Yo, sin embargo, me interesaba mas por la literatura y la música. Era gordito y desgarbado desde pequeño y no me interesaba nada cómo funcionaban las cosas sino para para qué servían. El día que anuncié que quería estudiar Filosofía, mi padre agarró tal enfado que dio un puñetazo en la mesa haciendo saltar los platos y cubiertos, mientras mi madre casi me tiró encima la sopa que nos estaba sirviendo. 
– Pero, Juanito, ¿para qué sirve estudiar esa idiotez? - me preguntó él, levantando la voz. 
Para entender a las personas, entender el mundo, papá – me atreví a responder. 
– Para entender el mundo, estudia resistencia de materiales, coño. Y ¡ve a catequesis! María ¡estamos criando a un comunista sin darnos cuenta! – 
Cuando se ponía así era mejor dejarle y no discutir.
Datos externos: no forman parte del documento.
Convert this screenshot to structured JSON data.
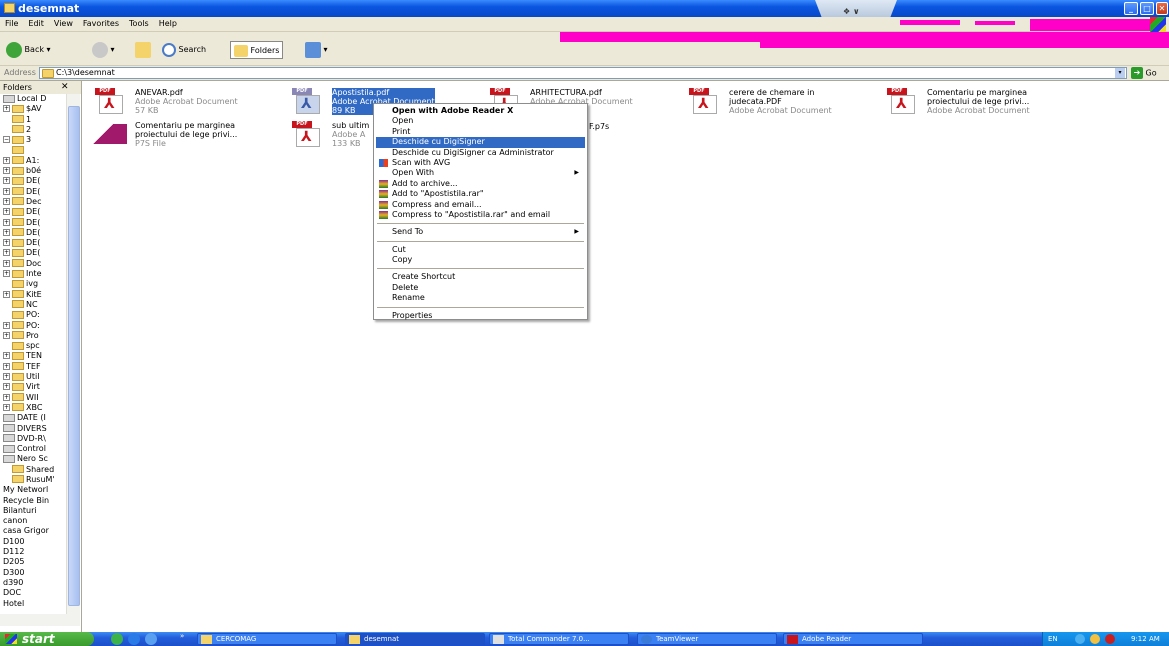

Yo sabía lo que quería e iba a hacer. Me daba igual lo que él pensara con su mente retorcida por creencias que, estoy seguro, ni siquiera él creía del todo. Era demasiado inteligente como para creerse aquello. 
Conseguí estudiar mi carrera, la mía, no la de mi padre y cuando acabé descubrí un camino inesperado en la publicidad, un mundo que, a mi pobre padre, le confundía aun más. 
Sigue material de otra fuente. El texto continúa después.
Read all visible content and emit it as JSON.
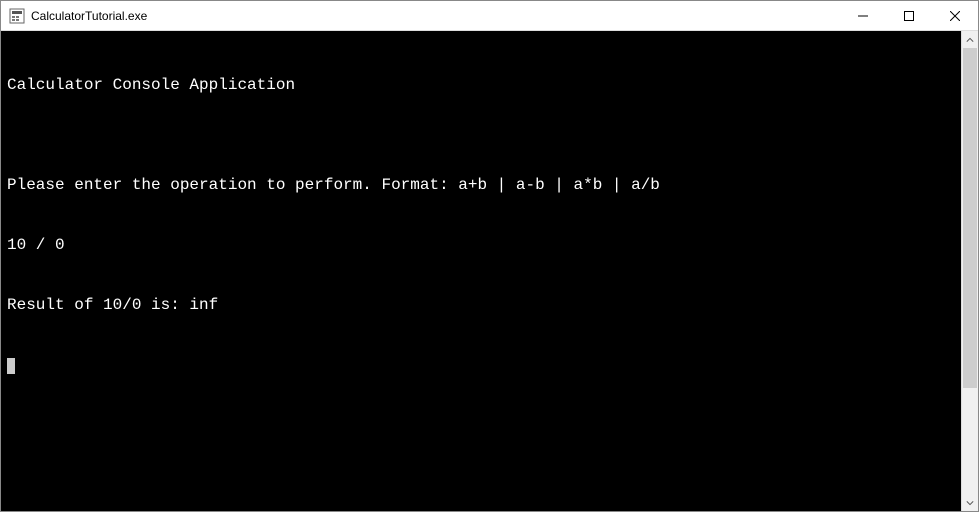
{
  "window": {
    "title": "CalculatorTutorial.exe"
  },
  "console": {
    "lines": [
      "Calculator Console Application",
      "",
      "Please enter the operation to perform. Format: a+b | a-b | a*b | a/b",
      "10 / 0",
      "Result of 10/0 is: inf"
    ]
  }
}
– Pero, hijo mío, ¿tú crees que te vas a ganar la vida haciendo propaganda?, ¿tú no deberías entrar en IBM, como yo y hacer una carrera multinacional?   
Su obsesión se fue suavizando con los años y poco a poco entendió que mi trabajo, donde – y eso si lo aprendí de él – yo era bueno y deseaba triunfar; era un trabajo importante para los negocios, además de divertido, creativo y competitivo.
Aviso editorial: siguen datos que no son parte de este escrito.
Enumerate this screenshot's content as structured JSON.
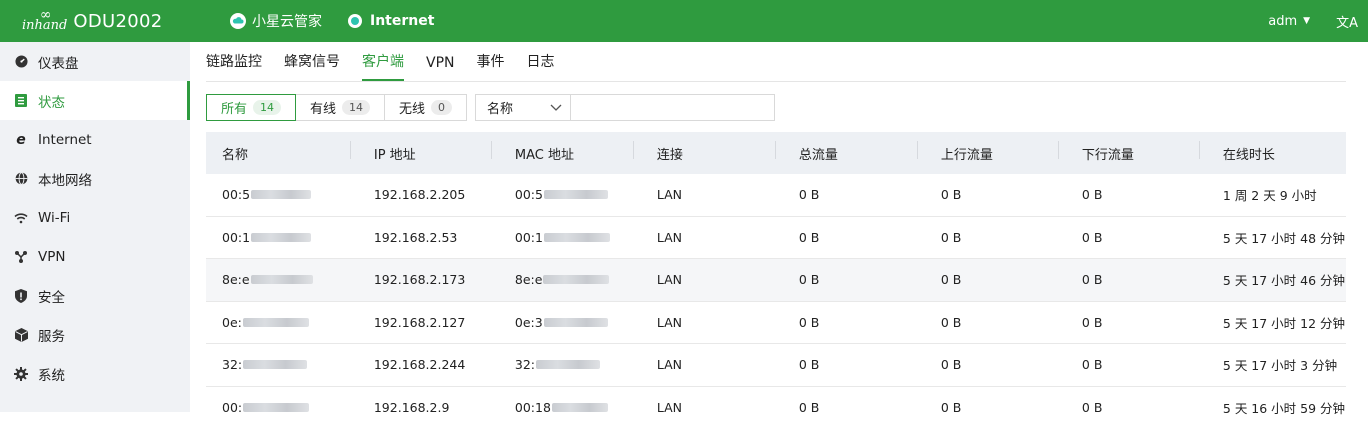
{
  "brand": {
    "logo_text": "inhand",
    "title": "ODU2002"
  },
  "top": {
    "cloud_label": "小星云管家",
    "internet_label": "Internet",
    "user": "adm",
    "translate_glyph": "文A"
  },
  "sidebar": {
    "items": [
      {
        "label": "仪表盘",
        "icon": "dashboard-icon"
      },
      {
        "label": "状态",
        "icon": "status-icon",
        "active": true
      },
      {
        "label": "Internet",
        "icon": "internet-explorer-icon"
      },
      {
        "label": "本地网络",
        "icon": "globe-icon"
      },
      {
        "label": "Wi-Fi",
        "icon": "wifi-icon"
      },
      {
        "label": "VPN",
        "icon": "vpn-icon"
      },
      {
        "label": "安全",
        "icon": "shield-icon"
      },
      {
        "label": "服务",
        "icon": "cube-icon"
      },
      {
        "label": "系统",
        "icon": "gear-icon"
      }
    ]
  },
  "tabs": [
    {
      "label": "链路监控"
    },
    {
      "label": "蜂窝信号"
    },
    {
      "label": "客户端",
      "active": true
    },
    {
      "label": "VPN"
    },
    {
      "label": "事件"
    },
    {
      "label": "日志"
    }
  ],
  "filters": {
    "segments": [
      {
        "label": "所有",
        "count": "14",
        "active": true
      },
      {
        "label": "有线",
        "count": "14"
      },
      {
        "label": "无线",
        "count": "0"
      }
    ],
    "select_value": "名称",
    "search_value": ""
  },
  "table": {
    "headers": [
      "名称",
      "IP 地址",
      "MAC 地址",
      "连接",
      "总流量",
      "上行流量",
      "下行流量",
      "在线时长"
    ],
    "rows": [
      {
        "name": "00:5",
        "ip": "192.168.2.205",
        "mac": "00:5",
        "conn": "LAN",
        "total": "0 B",
        "up": "0 B",
        "down": "0 B",
        "uptime": "1 周 2 天 9 小时"
      },
      {
        "name": "00:1",
        "ip": "192.168.2.53",
        "mac": "00:1",
        "conn": "LAN",
        "total": "0 B",
        "up": "0 B",
        "down": "0 B",
        "uptime": "5 天 17 小时 48 分钟"
      },
      {
        "name": "8e:e",
        "ip": "192.168.2.173",
        "mac": "8e:e",
        "conn": "LAN",
        "total": "0 B",
        "up": "0 B",
        "down": "0 B",
        "uptime": "5 天 17 小时 46 分钟"
      },
      {
        "name": "0e:",
        "ip": "192.168.2.127",
        "mac": "0e:3",
        "conn": "LAN",
        "total": "0 B",
        "up": "0 B",
        "down": "0 B",
        "uptime": "5 天 17 小时 12 分钟"
      },
      {
        "name": "32:",
        "ip": "192.168.2.244",
        "mac": "32:",
        "conn": "LAN",
        "total": "0 B",
        "up": "0 B",
        "down": "0 B",
        "uptime": "5 天 17 小时 3 分钟"
      },
      {
        "name": "00:",
        "ip": "192.168.2.9",
        "mac": "00:18",
        "conn": "LAN",
        "total": "0 B",
        "up": "0 B",
        "down": "0 B",
        "uptime": "5 天 16 小时 59 分钟"
      }
    ]
  },
  "colors": {
    "brand_green": "#2f9b3f",
    "teal_dot": "#2ec4b0",
    "header_bg": "#edf0f4",
    "sidebar_bg": "#f0f2f5"
  }
}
Años después, cuando ya me había ganado un sitio en la profesión publicitaria, mi padre me invitó a comer a su restaurante favorito, Portonovo, en la Cuesta de las Perdices. Él sabía que yo había conseguido tener un buen nivel de vida, pero no acababa de creer que la publicidad diera para tanto. Entonces me hizo esa pregunta que me dejó helado:
 – Juanito, tú trabajas en un negocio honrado, ¿no? – 
Mi sorpresa se convirtió en risa y le expliqué, que sí, que era una actividad donde se pagaba bien a los que tenían las características adecuadas y que entre mis compañeros creativos había, desde un médico, hasta ingenieros o gente sin estudios. Y que jamás me habían pedido mi título de licenciado. Les interesaban mas mi forma de pensar y de comprender el comportamiento humano.

Creo que él entendió aquel día que la famosa predestinación que la rígida abuela Greta le había inculcado era solo una mentira útil, una manipulación. El destino lo construyes haciendo algo que te gusta, rodeándote de gente buena y también teniendo un poquito de suerte.

El destino es un titular, un truco publicitario que, como tantos otros, funciona.

Ángel Riesgo, 9 de enero de 2021, el día de la gran nevada en Madrid.